Growing up, my mom was the cook, but dad started to cook and eventually became the chief cook, making all the meals for my mom.
He died in his sleep on Wednesday at the age of 93.
I don’t know where he learned to make mayo, but he made it all the time and taught me and countless others how to do it, joking about holding a mayo clinic. It’s an easy process, just requiring patience, but the rewards are great.
However, once you’ve made your own mayo, you’ll never buy it again—just saying.
The only downside (if there could possibly be one) is that, like ice cream, you learn exactly what’s in it. As Kerry, the chef from Cafe Miranda (one of my favorite restaurants) would say, it’s an extremely efficient fat delivery system!
My dad taught a lot of things and supported me in everything. It might seem a strange tribute, but here is his no-fail mayo. This makes about a cup.
My Dad’s No Fail Mayo
- 1 egg yolk (at room temperature)
- 1 tablespoon lemon juice (or vinegar of your choosing)
- 1 tablespoon Dijon mustard
- 1 small clove of garlic, sort of optional
- 1/4 cup olive oil
- About 1 cup canola or any vegetable oil
- Salt to taste
- Tarragon or other herbs, optional
In the bowl of a food processor add the egg yolk, lemon juice, mustard, garlic, and salt. Process a few times until well mixed. With the motor running, very slowly pour in the olive oil. When that is incorporated start pouring in the vegetable oil, very slowly. As you keep pouring you will see and hear it start to thicken. When it’s your desired texture, stop, and taste. Correct seasonings and you’re done. Serve and enjoy!

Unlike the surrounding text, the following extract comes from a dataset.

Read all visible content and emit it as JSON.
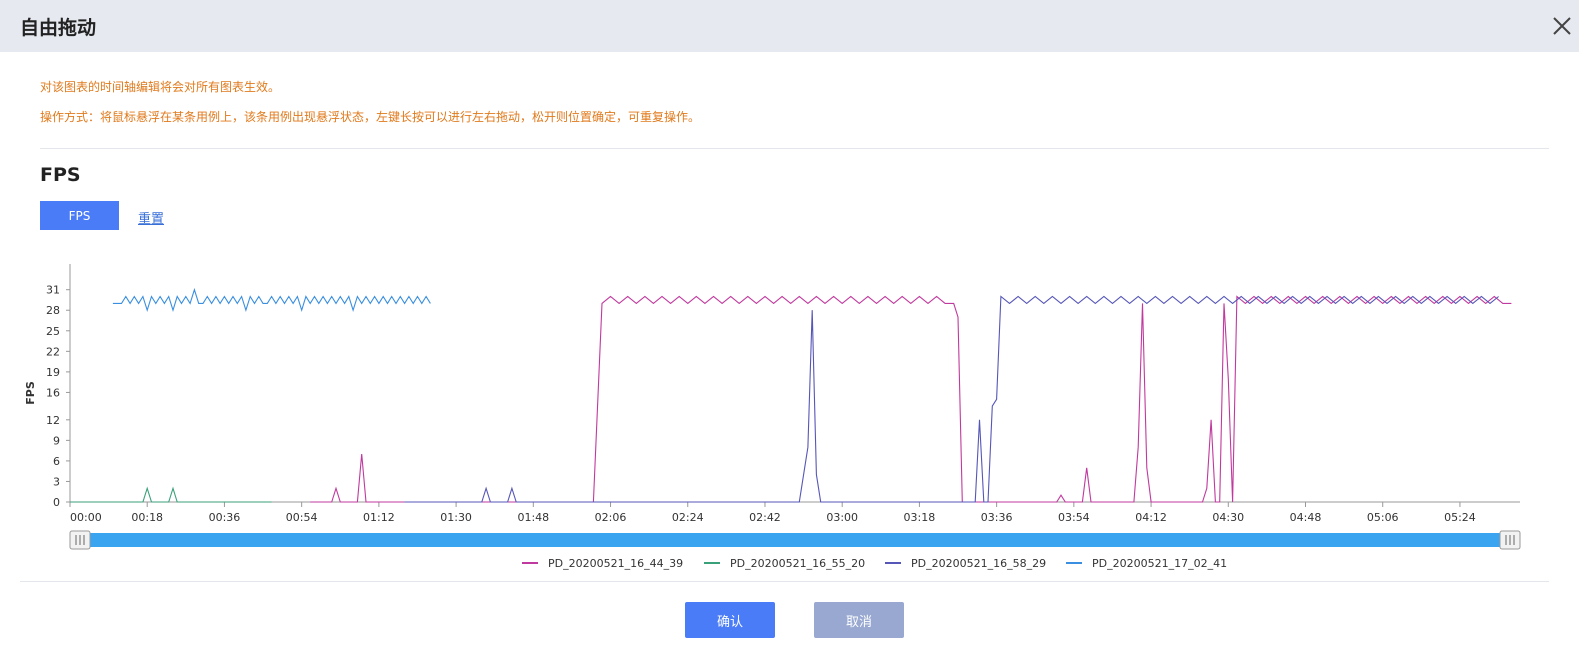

Once you’ve had homemade mayo and realize how easy it is to make, you’ll never buy it again. The other advantage is that you can add whatever seasonings – herbs, garlic, spices – you want. Tarragon is great in it, especially for chicken salad. Dad always added a small clove of garlic and I like it a little lemony.
The only trick is to add the oil in a very thin stream and pay attention to the texture of the mayo or it will separate and then it’s ruined. I listen for it to start making a plop, plop, plop sound in my food processor and then I know it’s good.
A blender, or stick blender, or whisk will work, but my dad always made his in a food processor and so do I.
Miss you lots and know you’re watching over all future batches, so they’ll be perfect.